I explored the Left Bank of The River Danube (Pest) by foot, by trolley, and by subway. The hilly Buda district contrasts sharply with the easier-to-navigate flat plain where Pest is located.
My constant quest for public markets, street promenades, and festivals in order to better grasp the local flavor of a place when I travel, usually leads me down interesting, diverse paths. In the process I usually find good local food, live traditional or classic music, hand crafts, and a local crowd. I usually learn more about local history in the process. Such was the case in Budapest.
During a *free “Red” walking tour (Budapest under the rule of the Soviet regime), we visited Liberty Square (Szabadsag ter), one of the largest squares in Budapest. It is across from the hundred-year-old Hungarian Parliament Building, the seat of the National Assembly of Hungary, on the bank of the Danube. The square is home to the U.S. Embassy, the Soviet War Memorial, and the controversial “Memorial to the Victims of the German Invasion” (1941 – 1943).
The Soviet War Memorial, commemorating Russian military who served in WWII, is flanked on one side by the U.S. Embassy, and on the other by a bronze statue of Ronald Reagan walking toward the memorial. The international people on our English-speaking walking tour chuckled when our guide pointed out the irony of Russia being sandwiched in by the U.S. on both sides of their monument.
I was particularly moved by the “Memorial to the Victims of the German Invasion.” What at first appeared to be only a monument, was in reality a living memorial by friends and descendents of the Jews who perished in the hands of Hungarian Facists. The site is a protest by the Jews who left photos and sayings there, with the express purpose of pointing out that this monument is falsifying history. I noticed that tourists lingered a long time here – reading, contemplating. I returned alone another day and did the same.

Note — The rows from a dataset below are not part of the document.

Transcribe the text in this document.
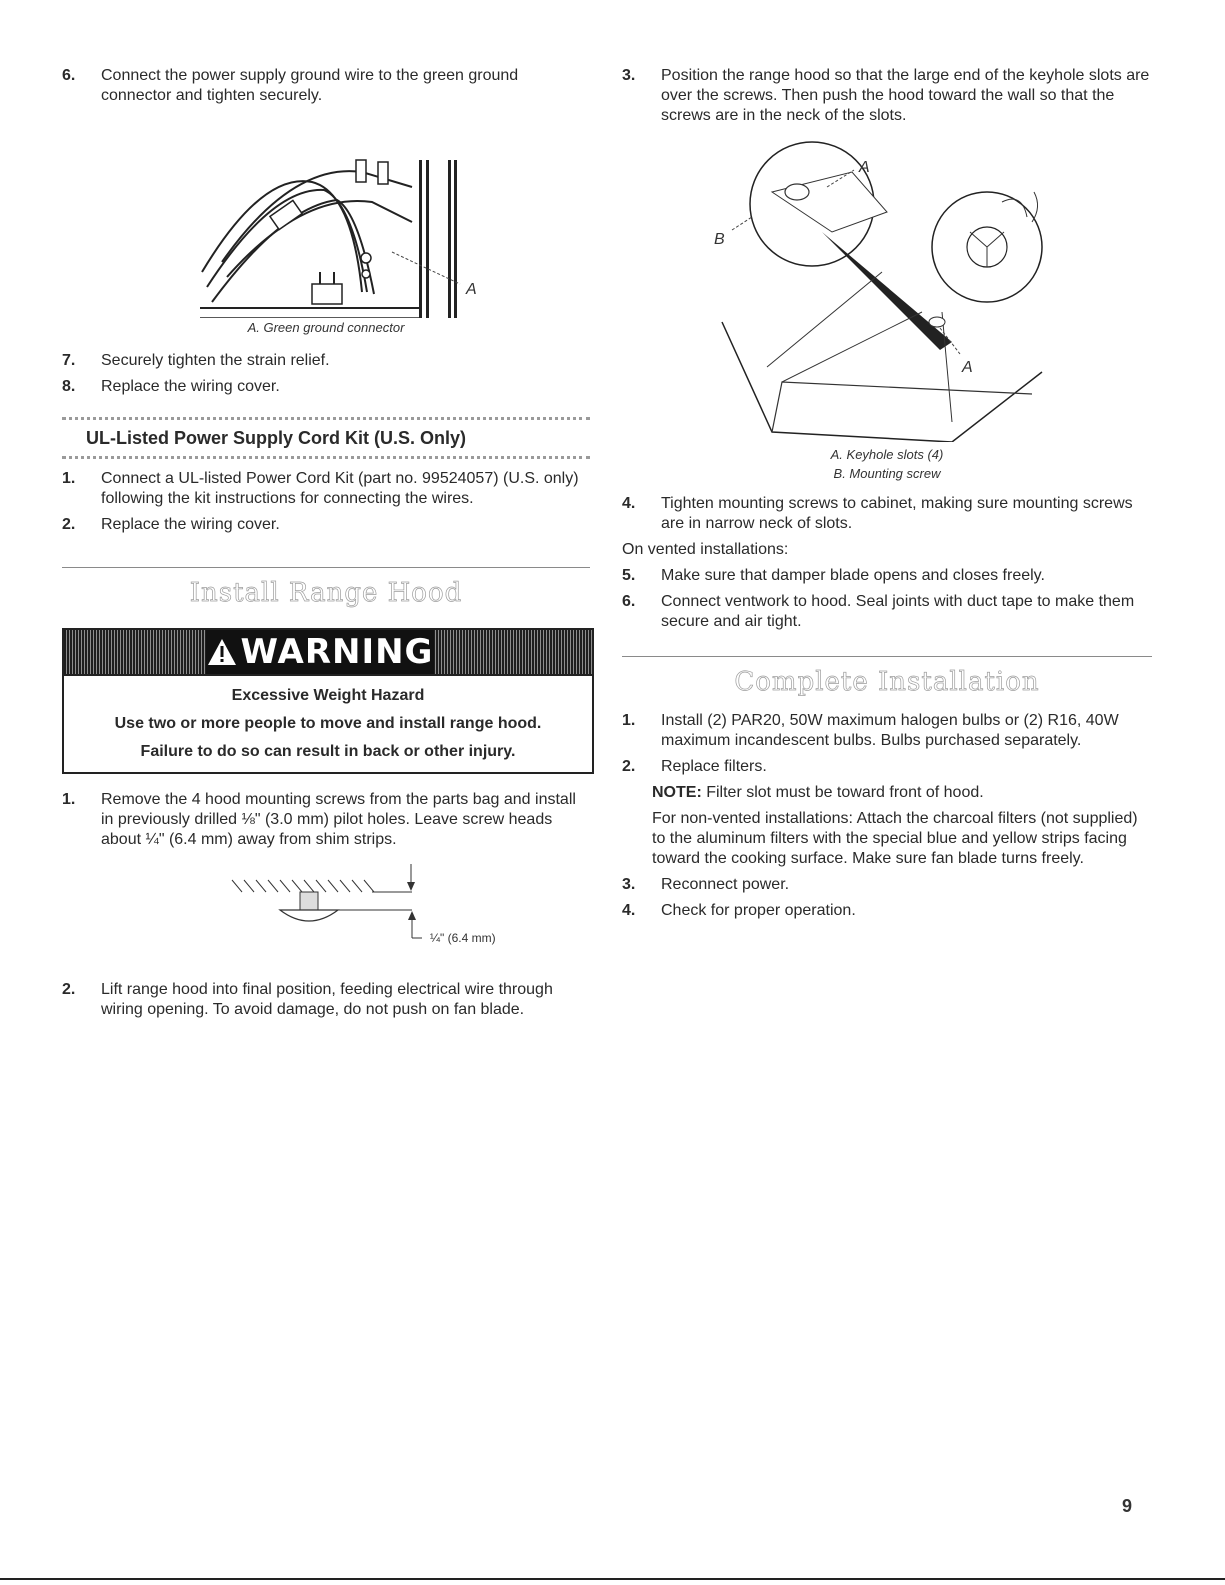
6. Connect the power supply ground wire to the green ground connector and tighten securely.
A
A. Green ground connector
7. Securely tighten the strain relief.
8. Replace the wiring cover.
UL-Listed Power Supply Cord Kit (U.S. Only)
1. Connect a UL-listed Power Cord Kit (part no. 99524057) (U.S. only) following the kit instructions for connecting the wires.
2. Replace the wiring cover.
Install Range Hood
WARNING

Excessive Weight Hazard

Use two or more people to move and install range hood.

Failure to do so can result in back or other injury.

1. Remove the 4 hood mounting screws from the parts bag and install in previously drilled ⅛" (3.0 mm) pilot holes. Leave screw heads about ¼" (6.4 mm) away from shim strips.
¼" (6.4 mm)
2. Lift range hood into final position, feeding electrical wire through wiring opening. To avoid damage, do not push on fan blade.
3. Position the range hood so that the large end of the keyhole slots are over the screws. Then push the hood toward the wall so that the screws are in the neck of the slots.
A
B
A
A. Keyhole slots (4)
B. Mounting screw
4. Tighten mounting screws to cabinet, making sure mounting screws are in narrow neck of slots.
On vented installations:
5. Make sure that damper blade opens and closes freely.
6. Connect ventwork to hood. Seal joints with duct tape to make them secure and air tight.
Complete Installation
1. Install (2) PAR20, 50W maximum halogen bulbs or (2) R16, 40W maximum incandescent bulbs. Bulbs purchased separately.
2. Replace filters.
NOTE: Filter slot must be toward front of hood.
For non-vented installations: Attach the charcoal filters (not supplied) to the aluminum filters with the special blue and yellow strips facing toward the cooking surface. Make sure fan blade turns freely.
3. Reconnect power.
4. Check for proper operation.
9
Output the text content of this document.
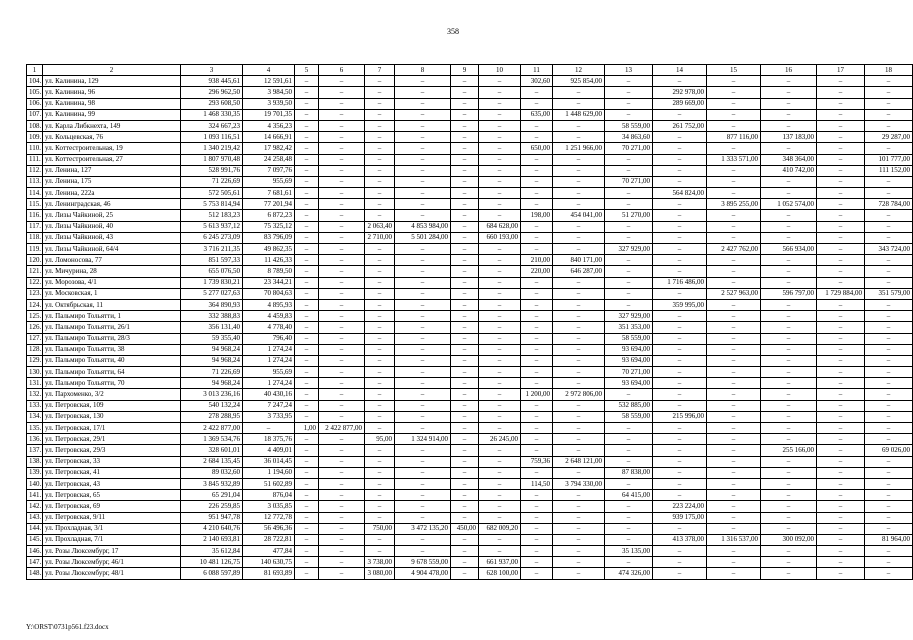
358
1	2	3	4	5	6	7	8	9	10	11	12	13	14	15	16	17	18
104.	ул. Калинина, 129	938 445,61	12 591,61	–	–	–	–	–	–	302,60	925 854,00	–	–	–	–	–	–
105.	ул. Калинина, 96	296 962,50	3 984,50	–	–	–	–	–	–	–	–	–	292 978,00	–	–	–	–
106.	ул. Калинина, 98	293 608,50	3 939,50	–	–	–	–	–	–	–	–	–	289 669,00	–	–	–	–
107.	ул. Калинина, 99	1 468 330,35	19 701,35	–	–	–	–	–	–	635,00	1 448 629,00	–	–	–	–	–	–
108.	ул. Карла Либкнехта, 149	324 667,23	4 356,23	–	–	–	–	–	–	–	–	58 559,00	261 752,00	–	–	–	–
109.	ул. Кольцевская, 76	1 093 116,51	14 666,91	–	–	–	–	–	–	–	–	34 863,60	–	877 116,00	137 183,00	–	29 287,00
110.	ул. Коттестроительная, 19	1 340 219,42	17 982,42	–	–	–	–	–	–	650,00	1 251 966,00	70 271,00	–	–	–	–	–
111.	ул. Коттестроительная, 27	1 807 970,48	24 258,48	–	–	–	–	–	–	–	–	–	–	1 333 571,00	348 364,00	–	101 777,00
112.	ул. Ленина, 127	528 991,76	7 097,76	–	–	–	–	–	–	–	–	–	–	–	410 742,00	–	111 152,00
113.	ул. Ленина, 175	71 226,69	955,69	–	–	–	–	–	–	–	–	70 271,00	–	–	–	–	–
114.	ул. Ленина, 222а	572 505,61	7 681,61	–	–	–	–	–	–	–	–	–	564 824,00	–	–	–	–
115.	ул. Ленинградская, 46	5 753 814,94	77 201,94	–	–	–	–	–	–	–	–	–	–	3 895 255,00	1 052 574,00	–	728 784,00
116.	ул. Лизы Чайкиной, 25	512 183,23	6 872,23	–	–	–	–	–	–	198,00	454 041,00	51 270,00	–	–	–	–	–
117.	ул. Лизы Чайкиной, 40	5 613 937,12	75 325,12	–	–	2 063,40	4 853 984,00	–	684 628,00	–	–	–	–	–	–	–	–
118.	ул. Лизы Чайкиной, 43	6 245 273,09	83 796,09	–	–	2 710,00	5 501 284,00	–	660 193,00	–	–	–	–	–	–	–	–
119.	ул. Лизы Чайкиной, 64/4	3 716 211,35	49 862,35	–	–	–	–	–	–	–	–	327 929,00	–	2 427 762,00	566 934,00	–	343 724,00
120.	ул. Ломоносова, 77	851 597,33	11 426,33	–	–	–	–	–	–	210,00	840 171,00	–	–	–	–	–	–
121.	ул. Мичурина, 28	655 076,50	8 789,50	–	–	–	–	–	–	220,00	646 287,00	–	–	–	–	–	–
122.	ул. Морозова, 4/1	1 739 830,21	23 344,21	–	–	–	–	–	–	–	–	–	1 716 486,00	–	–	–	–
123.	ул. Московская, 1	5 277 027,63	70 804,63	–	–	–	–	–	–	–	–	–	–	2 527 963,00	596 797,00	1 729 884,00	351 579,00
124.	ул. Октябрьская, 11	364 890,93	4 895,93	–	–	–	–	–	–	–	–	–	359 995,00	–	–	–	–
125.	ул. Пальмиро Тольятти, 1	332 388,83	4 459,83	–	–	–	–	–	–	–	–	327 929,00	–	–	–	–	–
126.	ул. Пальмиро Тольятти, 26/1	356 131,40	4 778,40	–	–	–	–	–	–	–	–	351 353,00	–	–	–	–	–
127.	ул. Пальмиро Тольятти, 28/3	59 355,40	796,40	–	–	–	–	–	–	–	–	58 559,00	–	–	–	–	–
128.	ул. Пальмиро Тольятти, 38	94 968,24	1 274,24	–	–	–	–	–	–	–	–	93 694,00	–	–	–	–	–
129.	ул. Пальмиро Тольятти, 40	94 968,24	1 274,24	–	–	–	–	–	–	–	–	93 694,00	–	–	–	–	–
130.	ул. Пальмиро Тольятти, 64	71 226,69	955,69	–	–	–	–	–	–	–	–	70 271,00	–	–	–	–	–
131.	ул. Пальмиро Тольятти, 70	94 968,24	1 274,24	–	–	–	–	–	–	–	–	93 694,00	–	–	–	–	–
132.	ул. Пархоменко, 3/2	3 013 236,16	40 430,16	–	–	–	–	–	–	1 200,00	2 972 806,00	–	–	–	–	–	–
133.	ул. Петровская, 109	540 132,24	7 247,24	–	–	–	–	–	–	–	–	532 885,00	–	–	–	–	–
134.	ул. Петровская, 130	278 288,95	3 733,95	–	–	–	–	–	–	–	–	58 559,00	215 996,00	–	–	–	–
135.	ул. Петровская, 17/1	2 422 877,00	–	1,00	2 422 877,00	–	–	–	–	–	–	–	–	–	–	–	–
136.	ул. Петровская, 29/1	1 369 534,76	18 375,76	–	–	95,00	1 324 914,00	–	26 245,00	–	–	–	–	–	–	–	–
137.	ул. Петровская, 29/3	328 601,01	4 409,01	–	–	–	–	–	–	–	–	–	–	–	255 166,00	–	69 026,00
138.	ул. Петровская, 33	2 684 135,45	36 014,45	–	–	–	–	–	–	759,36	2 648 121,00	–	–	–	–	–	–
139.	ул. Петровская, 41	89 032,60	1 194,60	–	–	–	–	–	–	–	–	87 838,00	–	–	–	–	–
140.	ул. Петровская, 43	3 845 932,89	51 602,89	–	–	–	–	–	–	114,50	3 794 330,00	–	–	–	–	–	–
141.	ул. Петровская, 65	65 291,04	876,04	–	–	–	–	–	–	–	–	64 415,00	–	–	–	–	–
142.	ул. Петровская, 69	226 259,85	3 035,85	–	–	–	–	–	–	–	–	–	223 224,00	–	–	–	–
143.	ул. Петровская, 9/11	951 947,78	12 772,78	–	–	–	–	–	–	–	–	–	939 175,00	–	–	–	–
144.	ул. Прохладная, 3/1	4 210 640,76	56 496,36	–	–	750,00	3 472 135,20	450,00	682 009,20	–	–	–	–	–	–	–	–
145.	ул. Прохладная, 7/1	2 140 693,81	28 722,81	–	–	–	–	–	–	–	–	–	413 378,00	1 316 537,00	300 092,00	–	81 964,00
146.	ул. Розы Люксембург, 17	35 612,84	477,84	–	–	–	–	–	–	–	–	35 135,00	–	–	–	–	–
147.	ул. Розы Люксембург, 46/1	10 481 126,75	140 630,75	–	–	3 738,00	9 678 559,00	–	661 937,00	–	–	–	–	–	–	–	–
148.	ул. Розы Люксембург, 48/1	6 088 597,89	81 693,89	–	–	3 080,00	4 904 478,00	–	628 100,00	–	–	474 326,00	–	–	–	–	–
Y:\ORST\0731p561.f23.docx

During the time we were in the square, it was bustling with activity due to an upcoming event. Various sizes of stalls were being erected and a small stage was being put together. Upon inquiry, I was invited to come back on the weekend to enjoy an arts and crafts fair with lots of food, crafts, and live music.
I returned over the weekend to find enticing dishes of hot Hungarian specialty foods being served to eager customers. A Bulgarian band was entertaining an appreciative crowd with their traditional music. Children were dancing. Colorful handcrafts and accessory stalls were sandwiched between the food stalls. I sampled various fresh local cheeses and bought some home made apple strudel. Everyone seemed oblivious to the near freezing temperatures that day.
There were long lines where traditional Kürtőskalács (chimney cakes) were being prepared. Dough was cooked on a revolving spit over an open fire and then rolled in a sugary mixture of cocoa and spices. Each chimney cake was served piping hot.